Schließlich konnte er nicht mit bloßen Händen graben.
Das Schild hätte er fast übersehen.
Henry Cemetery Er mußte scharf links ab. Der Weg war nur schmal, kaum zu sehen und zu beiden Seiten durch hohe Gitter begrenzt. Cecil sah hier schon die Einfriedung des Friedhofs.
Er fuhr noch langsamer.
Das in der Dunkelheit glänzende Dach einer Leichenhalle tauchte über den kahlen Baumwipfeln auf. Da war auch der Haupteingang.
Gegenüber befanden sich einige Parkplätze. Sie waren leer.
Cecil Turner stellte seinen Wagen dort ab und stieg aus. Sofort packte ihn der Wind und blähte seinen parkaähnlichen Mantel am Rücken wie eine Fahne auf. Er hatte ihn nicht geschlossen, das holte er rasch nach. Dann nahm er den Spaten aus dem Wagen und schaute sich erst vorsichtig um, bevor er die Straße überquerte.
Nichts rührte sich.
Nur der Wind heulte und pfiff. Seltsamerweise hatte es aufgehört zu regnen. Der Sturm bog die hochgewachsenen, schlanken Pappeln zu beiden Seiten des Eingangs. Die Bäume neigten sich durch. Man konnte meinen, sie wollten den Boden küssen.

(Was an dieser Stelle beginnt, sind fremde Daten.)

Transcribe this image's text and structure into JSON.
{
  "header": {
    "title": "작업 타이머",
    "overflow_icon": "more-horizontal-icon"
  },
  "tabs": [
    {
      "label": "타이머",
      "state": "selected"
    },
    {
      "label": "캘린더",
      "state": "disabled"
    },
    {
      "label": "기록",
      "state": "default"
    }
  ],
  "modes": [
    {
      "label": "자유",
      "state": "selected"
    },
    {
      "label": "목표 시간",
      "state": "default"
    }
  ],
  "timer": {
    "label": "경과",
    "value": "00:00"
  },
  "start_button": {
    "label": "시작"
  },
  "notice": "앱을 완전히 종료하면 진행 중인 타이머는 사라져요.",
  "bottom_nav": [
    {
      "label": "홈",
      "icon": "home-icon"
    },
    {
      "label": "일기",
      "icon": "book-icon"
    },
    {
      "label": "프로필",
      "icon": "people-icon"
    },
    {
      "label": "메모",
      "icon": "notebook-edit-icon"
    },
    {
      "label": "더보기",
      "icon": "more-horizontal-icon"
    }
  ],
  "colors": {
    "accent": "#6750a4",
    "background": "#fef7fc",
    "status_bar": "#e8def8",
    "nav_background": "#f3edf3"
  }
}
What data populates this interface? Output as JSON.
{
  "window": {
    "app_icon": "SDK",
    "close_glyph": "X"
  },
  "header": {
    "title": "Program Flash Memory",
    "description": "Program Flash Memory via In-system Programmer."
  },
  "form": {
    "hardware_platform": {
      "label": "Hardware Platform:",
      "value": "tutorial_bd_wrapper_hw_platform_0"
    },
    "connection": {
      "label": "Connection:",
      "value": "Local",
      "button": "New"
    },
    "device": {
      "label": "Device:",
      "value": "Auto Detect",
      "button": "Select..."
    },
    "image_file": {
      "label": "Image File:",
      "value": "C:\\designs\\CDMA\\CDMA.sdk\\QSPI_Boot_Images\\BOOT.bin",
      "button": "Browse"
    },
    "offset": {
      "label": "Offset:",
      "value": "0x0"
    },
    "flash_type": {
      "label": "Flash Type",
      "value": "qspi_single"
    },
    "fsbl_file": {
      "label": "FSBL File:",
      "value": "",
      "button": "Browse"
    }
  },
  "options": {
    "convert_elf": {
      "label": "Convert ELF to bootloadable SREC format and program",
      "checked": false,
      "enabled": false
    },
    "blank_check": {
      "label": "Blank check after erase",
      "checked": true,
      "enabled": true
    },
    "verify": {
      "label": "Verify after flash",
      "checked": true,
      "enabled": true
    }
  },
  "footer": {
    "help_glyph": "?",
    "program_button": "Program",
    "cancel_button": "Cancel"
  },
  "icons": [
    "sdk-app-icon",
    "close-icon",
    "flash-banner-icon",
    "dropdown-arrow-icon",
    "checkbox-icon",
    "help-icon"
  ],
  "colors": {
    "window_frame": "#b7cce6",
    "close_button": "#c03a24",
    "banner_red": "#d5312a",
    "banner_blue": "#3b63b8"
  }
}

Natürlich war der Eingang verschlossen. Damit hatte Cecil Turner gerechnet.
Er schaute sich die dicken Mauern an und sah das Tor. Ein schmiedeeisernes Gebilde, kunstvoll angefertigt. Über dem Rand wuchsen Spitzen hervor, die Cecil an Lanzen erinnerten.
Er traute sich nicht, dort hinüberzuklettern.
Aber es gab noch eine Seitenpforte, ein kleines Törchen, in der Mauer war es kaum zu sehen.
Und das war offen.
Cecil atmete auf. Er mußte die Tür gegen den Wind stemmen und betrat das Gelände des Friedhofs. Die Klinke rutschte ihm aus der Hand, und die kleine Tür knallte so wuchtig zu, daß Turner erschrak.
Hatte ihn jemand gehört?
Nein, wohl kaum, denn bei diesem Wetter und um diese Zeit trieb sich wohl niemand auf dem Friedhof herum.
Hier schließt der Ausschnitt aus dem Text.